Which data should I publish
Which data should I publish?
While there's not a ready-made answer to this there are guidelines and principles to help you formulate your own answer. A few are listed here.
- Sharing and publishing some data is better than none, so start from what's easier, look at what are the practices and which services are on offer at your institution to find examples and guidelines.
- Provide the information needed to interpret, reuse and reproduce your results. This is what journal publishers usually require, most of them provides guidelines and examples of which data you should share (see below for some links).
- If the output is big publish only a subset. If your methods are well described, the codes you used are easily available, than in most cases you can publish only the subset of data that underlines your publication. So, for example if you run a model but then used only some of the variables in the output, publishing only the post-processed output of the model is generally sufficient from a journal point of view. You still need though to document clearly which model version and configuration you used, which input data and wherever possible point to an online source for them. Some thoughts on what kind of data you should be publishing along these lines are shared in the Centre position on data publishing .
- Conversely dumping the data somewhere and not providing any information on the process makes the data available but completely useless. Try to think of what you look for then you are considering using a dataset for your own research. What kind of information do you consider essential for the data to be usable and which additional information would make its use easier?

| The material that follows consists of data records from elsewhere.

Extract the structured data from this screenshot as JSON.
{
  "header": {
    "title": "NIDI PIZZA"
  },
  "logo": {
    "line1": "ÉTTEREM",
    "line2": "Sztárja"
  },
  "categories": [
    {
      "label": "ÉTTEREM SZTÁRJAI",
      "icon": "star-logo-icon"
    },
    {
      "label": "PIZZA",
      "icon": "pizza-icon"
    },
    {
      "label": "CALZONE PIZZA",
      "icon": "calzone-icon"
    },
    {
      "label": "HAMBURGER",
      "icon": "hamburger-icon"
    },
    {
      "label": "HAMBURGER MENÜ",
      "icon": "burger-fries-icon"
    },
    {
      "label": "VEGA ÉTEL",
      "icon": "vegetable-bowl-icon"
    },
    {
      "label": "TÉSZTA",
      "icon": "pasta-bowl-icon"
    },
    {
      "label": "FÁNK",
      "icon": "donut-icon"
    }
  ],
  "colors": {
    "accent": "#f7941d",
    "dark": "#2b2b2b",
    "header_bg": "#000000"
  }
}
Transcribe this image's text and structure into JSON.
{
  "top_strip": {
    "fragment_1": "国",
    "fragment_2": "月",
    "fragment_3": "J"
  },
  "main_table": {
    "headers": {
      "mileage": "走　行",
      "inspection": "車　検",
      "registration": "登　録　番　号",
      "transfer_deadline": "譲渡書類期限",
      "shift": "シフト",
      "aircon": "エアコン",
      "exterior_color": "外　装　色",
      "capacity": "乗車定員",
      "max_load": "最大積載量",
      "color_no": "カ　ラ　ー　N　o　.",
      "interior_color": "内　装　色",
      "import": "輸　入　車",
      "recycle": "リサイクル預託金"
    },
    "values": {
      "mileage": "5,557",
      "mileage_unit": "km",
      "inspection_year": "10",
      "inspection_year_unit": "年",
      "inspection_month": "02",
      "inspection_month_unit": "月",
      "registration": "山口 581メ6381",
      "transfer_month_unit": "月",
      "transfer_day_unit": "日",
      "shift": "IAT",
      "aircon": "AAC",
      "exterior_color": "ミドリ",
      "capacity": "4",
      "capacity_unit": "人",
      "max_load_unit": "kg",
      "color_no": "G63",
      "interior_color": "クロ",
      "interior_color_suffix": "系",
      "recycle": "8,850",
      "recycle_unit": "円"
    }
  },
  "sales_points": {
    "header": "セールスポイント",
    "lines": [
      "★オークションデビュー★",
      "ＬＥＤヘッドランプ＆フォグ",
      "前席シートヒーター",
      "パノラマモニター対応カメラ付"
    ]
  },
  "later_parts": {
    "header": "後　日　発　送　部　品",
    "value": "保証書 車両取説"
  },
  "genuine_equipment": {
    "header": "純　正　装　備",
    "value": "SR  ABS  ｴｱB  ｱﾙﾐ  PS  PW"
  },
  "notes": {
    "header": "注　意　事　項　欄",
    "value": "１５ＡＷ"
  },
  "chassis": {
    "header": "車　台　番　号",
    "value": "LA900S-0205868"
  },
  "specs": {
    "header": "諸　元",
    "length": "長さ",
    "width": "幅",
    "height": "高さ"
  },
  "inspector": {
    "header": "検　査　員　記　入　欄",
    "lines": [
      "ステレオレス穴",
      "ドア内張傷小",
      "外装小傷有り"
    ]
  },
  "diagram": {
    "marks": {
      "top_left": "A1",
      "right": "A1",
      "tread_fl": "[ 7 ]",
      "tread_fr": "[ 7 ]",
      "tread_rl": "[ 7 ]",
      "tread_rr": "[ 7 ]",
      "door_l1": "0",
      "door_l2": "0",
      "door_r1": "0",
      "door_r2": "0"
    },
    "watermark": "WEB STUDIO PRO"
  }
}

- While you might be required to share just part of your data output, there is often lots of data (especially if you run a model simulation) which you will end up not using but that might be useful to someone else. So even if you have not time or resources to publish all of your data output, providing information on its existence and on how to request access to it, it is often enough. This should include details on license, possible use restrictions and details on how to create accounts with other institutions if necessary.
- Any data you share is an asset for your institution. Remember we have a data expert in the ARCCSS and there will be others in your institution, do not hesitate to ask for advice and practical help. If you share data both internally or externally you are creating a new asset for other researchers and it is in our interest to help you.